The book I am working on now, which will be titled "The Social Life of Prayer: Contemporary China and Beyond," offers a new way of understanding contemporary religious life by focusing on the most essential element of religion: prayer. In most survey data, about four out of five Chinese people say that they are not religious, since they think of being “religious” means one has to be a formal member of a religion. However, ethnographic research shows that there is in fact a rich prayer life in temples, shrines, graveside, private homes, as well as churches and mosques.

Once the survey question changes from “What is your religion” to “Do you practice any rituals,” we get a very different picture: at least three out of four people engage in ritual activities regularly, particularly the ancient Confucian ritual of ancestral rites. The thriving ritual life can be seen in some of the most metropolitan areas, drawing young people and old, migrant workers and people from the professional classes.

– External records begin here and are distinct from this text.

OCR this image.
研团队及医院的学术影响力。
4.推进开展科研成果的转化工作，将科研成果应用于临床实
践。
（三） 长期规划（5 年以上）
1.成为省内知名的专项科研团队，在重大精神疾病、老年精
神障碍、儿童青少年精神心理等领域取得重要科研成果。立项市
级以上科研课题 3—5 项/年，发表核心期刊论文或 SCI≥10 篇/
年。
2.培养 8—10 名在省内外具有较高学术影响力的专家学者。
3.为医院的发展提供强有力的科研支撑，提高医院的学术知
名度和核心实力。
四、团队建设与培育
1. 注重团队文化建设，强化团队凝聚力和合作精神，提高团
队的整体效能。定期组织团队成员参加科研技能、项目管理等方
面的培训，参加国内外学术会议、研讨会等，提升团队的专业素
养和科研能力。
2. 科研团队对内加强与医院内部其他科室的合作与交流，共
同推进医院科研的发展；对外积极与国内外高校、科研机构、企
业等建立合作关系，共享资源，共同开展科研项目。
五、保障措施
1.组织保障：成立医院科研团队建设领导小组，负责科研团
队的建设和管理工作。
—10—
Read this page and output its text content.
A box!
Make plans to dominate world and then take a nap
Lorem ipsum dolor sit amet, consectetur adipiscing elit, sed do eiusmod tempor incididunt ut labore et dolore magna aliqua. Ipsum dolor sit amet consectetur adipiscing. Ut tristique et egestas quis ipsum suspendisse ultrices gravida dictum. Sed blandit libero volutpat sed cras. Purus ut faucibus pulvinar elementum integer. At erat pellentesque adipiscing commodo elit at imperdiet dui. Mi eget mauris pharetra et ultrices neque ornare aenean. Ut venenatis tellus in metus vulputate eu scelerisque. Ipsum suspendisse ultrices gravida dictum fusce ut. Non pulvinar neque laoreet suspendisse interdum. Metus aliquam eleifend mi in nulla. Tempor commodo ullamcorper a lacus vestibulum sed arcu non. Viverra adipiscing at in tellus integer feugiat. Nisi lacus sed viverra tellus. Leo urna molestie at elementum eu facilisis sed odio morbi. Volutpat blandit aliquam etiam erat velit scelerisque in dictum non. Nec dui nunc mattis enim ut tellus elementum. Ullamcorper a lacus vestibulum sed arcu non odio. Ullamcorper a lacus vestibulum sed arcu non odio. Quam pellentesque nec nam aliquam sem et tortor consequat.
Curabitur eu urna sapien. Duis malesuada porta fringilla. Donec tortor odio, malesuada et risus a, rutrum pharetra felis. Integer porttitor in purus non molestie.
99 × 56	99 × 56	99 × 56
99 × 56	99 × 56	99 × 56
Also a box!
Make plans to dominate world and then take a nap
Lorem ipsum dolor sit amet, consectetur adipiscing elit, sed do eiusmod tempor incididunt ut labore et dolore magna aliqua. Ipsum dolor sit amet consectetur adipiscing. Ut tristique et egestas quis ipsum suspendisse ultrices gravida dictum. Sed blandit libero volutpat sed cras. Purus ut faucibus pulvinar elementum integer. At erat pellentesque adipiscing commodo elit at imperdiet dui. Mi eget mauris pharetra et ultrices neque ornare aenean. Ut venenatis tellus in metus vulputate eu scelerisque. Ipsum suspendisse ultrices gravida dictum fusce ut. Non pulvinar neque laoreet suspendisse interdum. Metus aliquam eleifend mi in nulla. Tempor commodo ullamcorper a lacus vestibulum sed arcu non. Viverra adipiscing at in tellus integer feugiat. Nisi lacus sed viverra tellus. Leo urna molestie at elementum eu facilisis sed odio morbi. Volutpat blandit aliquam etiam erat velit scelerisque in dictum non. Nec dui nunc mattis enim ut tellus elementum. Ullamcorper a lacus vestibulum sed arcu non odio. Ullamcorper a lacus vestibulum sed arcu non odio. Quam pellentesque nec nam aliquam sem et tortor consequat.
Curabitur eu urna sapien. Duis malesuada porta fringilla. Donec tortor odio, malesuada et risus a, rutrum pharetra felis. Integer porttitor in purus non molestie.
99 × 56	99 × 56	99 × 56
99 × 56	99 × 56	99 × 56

It is therefore not the case that the Chinese are less religious. What we need to explore is how they do religion differently. I suggest that, far from being unique, the China case may be archetypal in the sense that we are seeing similar patterns in the rest of the world today, where people are increasingly moving away from clear-cut religious doctrines and identities without moving away from ritual life, as is the case in the US, where many people who say they are “not religious” nevertheless still pray.

I have been working with the Pew Research Center to develop new survey questions on religion that can do better justice to the actual religious life lived in China, other parts of East Asia, and beyond. The hope is that we may be able to understand and articulate what doing religion differently means in our pluralistic and global twenty-first century world.